The hole seemed to darken as the face left its sheet of shadows, slowly pulling itself forward, into the little light the cave allowed. Bile rising, Reed swallowed, increasing the pace at which his lungs slaved away inside. So many wet, mushy sounds came from the opening as whatever sat inside wriggled around in attempts to find the easiest way out. When an entire hand was visible, out came an arm, smacking the wall around it blindly. Another drowned chuckle, and a low voice offered a few scratchy words, "How don't you know who I am?" 

Reed took a few steps back as the other arm emerged. "Stay back! Or I'll let this arrow go, I promise I will!" He ground his foot into the floor, keeping himself from running. Soldiers don't run. Soldiers stand and fight.

"I don't doubt it, kid, trust me, I'd do the same if I saw something as scrawny and obnoxious as you crawling out of a hole in the wall." A head popped right out of the opening, and to say Reed was scared would've been an understatement. With a holler, he released the arrow, waiting for it to pierce the twisted face of the boy before him. Oh my god, it's so ugly! It really is a troll, it really is a cannibal!

But what really sent him into a frenzy - one he didn't show, but bottled up - was the way the boy only shrugged off the arrow sticking out of his hand. His eased it out of his palm and tossed it to the ground, slick with blood. With a grin, he lifted a finger to his mouth, flicking his tongue out to lick up the crimson that stained his skin. When he'd finished with that, he slumped over the side of the hole, staring up at Reed with a look that said, "Really?"

"Why are you looking at me like that?" Reed snapped. He was quick to reach back for another arrow, but waited to set it in place.

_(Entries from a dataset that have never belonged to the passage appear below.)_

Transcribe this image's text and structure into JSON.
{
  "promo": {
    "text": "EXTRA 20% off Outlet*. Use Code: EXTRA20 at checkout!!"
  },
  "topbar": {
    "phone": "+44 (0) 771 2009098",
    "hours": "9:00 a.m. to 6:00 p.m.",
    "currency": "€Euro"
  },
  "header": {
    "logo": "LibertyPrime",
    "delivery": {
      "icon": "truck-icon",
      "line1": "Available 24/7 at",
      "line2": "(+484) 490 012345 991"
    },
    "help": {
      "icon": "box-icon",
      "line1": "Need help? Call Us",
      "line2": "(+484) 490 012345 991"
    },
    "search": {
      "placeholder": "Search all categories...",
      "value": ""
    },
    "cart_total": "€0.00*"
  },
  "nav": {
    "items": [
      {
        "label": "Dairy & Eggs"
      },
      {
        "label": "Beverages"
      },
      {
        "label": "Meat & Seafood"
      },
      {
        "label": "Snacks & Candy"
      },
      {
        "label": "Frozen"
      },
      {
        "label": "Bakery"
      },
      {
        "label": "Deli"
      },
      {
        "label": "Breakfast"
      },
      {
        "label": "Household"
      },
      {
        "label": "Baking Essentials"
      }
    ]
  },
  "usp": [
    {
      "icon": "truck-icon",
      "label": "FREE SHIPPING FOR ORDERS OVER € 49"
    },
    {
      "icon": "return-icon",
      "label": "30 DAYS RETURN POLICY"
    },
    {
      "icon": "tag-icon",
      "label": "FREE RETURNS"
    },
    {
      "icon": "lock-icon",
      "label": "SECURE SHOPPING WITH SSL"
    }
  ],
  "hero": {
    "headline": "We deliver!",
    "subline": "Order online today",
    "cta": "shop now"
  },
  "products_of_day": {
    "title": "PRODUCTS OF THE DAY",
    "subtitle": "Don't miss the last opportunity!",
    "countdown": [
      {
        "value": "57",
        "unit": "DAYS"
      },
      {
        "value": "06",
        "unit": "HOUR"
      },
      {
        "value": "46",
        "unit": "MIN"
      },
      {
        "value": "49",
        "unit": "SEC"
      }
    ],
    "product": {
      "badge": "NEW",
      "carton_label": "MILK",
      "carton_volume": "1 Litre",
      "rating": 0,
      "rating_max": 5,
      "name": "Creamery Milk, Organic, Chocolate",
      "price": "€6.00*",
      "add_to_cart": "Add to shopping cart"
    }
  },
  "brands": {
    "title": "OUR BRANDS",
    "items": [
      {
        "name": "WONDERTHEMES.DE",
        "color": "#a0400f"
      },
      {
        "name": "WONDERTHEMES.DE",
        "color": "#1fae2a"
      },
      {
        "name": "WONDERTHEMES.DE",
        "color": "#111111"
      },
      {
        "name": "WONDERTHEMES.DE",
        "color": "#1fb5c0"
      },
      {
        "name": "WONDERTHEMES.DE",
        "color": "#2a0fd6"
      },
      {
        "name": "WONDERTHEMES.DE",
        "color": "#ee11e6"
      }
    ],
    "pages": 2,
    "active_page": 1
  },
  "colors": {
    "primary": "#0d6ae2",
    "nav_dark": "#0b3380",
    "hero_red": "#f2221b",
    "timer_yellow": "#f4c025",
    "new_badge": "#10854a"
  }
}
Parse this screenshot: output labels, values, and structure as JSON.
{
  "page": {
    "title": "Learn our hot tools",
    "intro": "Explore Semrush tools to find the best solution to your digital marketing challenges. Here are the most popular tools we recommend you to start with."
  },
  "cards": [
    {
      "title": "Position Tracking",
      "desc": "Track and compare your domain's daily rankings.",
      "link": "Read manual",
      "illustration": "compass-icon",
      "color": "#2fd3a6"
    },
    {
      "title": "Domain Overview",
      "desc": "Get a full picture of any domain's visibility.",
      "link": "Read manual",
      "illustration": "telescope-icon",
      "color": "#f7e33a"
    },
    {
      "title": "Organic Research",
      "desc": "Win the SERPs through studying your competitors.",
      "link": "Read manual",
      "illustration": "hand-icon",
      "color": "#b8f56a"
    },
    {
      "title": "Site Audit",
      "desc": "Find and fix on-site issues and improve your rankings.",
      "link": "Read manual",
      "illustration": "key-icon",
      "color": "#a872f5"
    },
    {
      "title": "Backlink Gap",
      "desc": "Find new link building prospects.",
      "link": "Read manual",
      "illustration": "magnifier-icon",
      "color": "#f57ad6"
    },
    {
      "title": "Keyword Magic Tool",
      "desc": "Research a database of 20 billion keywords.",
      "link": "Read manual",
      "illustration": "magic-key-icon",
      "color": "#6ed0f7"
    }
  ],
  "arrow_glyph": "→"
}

The boy only rolled his eyes. "No reason. I'm just disappointed at how lame this show has been so far. So little death, not brutal enough. Six of you idiots left, and I've yet to see intestines strung out over the arena like party decorations."

Reed was too dumbstruck to come up with a reply. Who the hell is this kid? He's not even supposed to be here.

He stared on in a confused stupor as the boy lugged himself the rest of the way out of the wall. His feet were bare, and squelched when they touched the ground. Reed risked a glance at the kid's toes: they were layered in a deep shade of red. He pretended it was something different than what initially appeared in his mind, the shredded body of some other tribute, a heart in his hand as he squeezed it all out onto the ground... Shut up brain, it's just paint.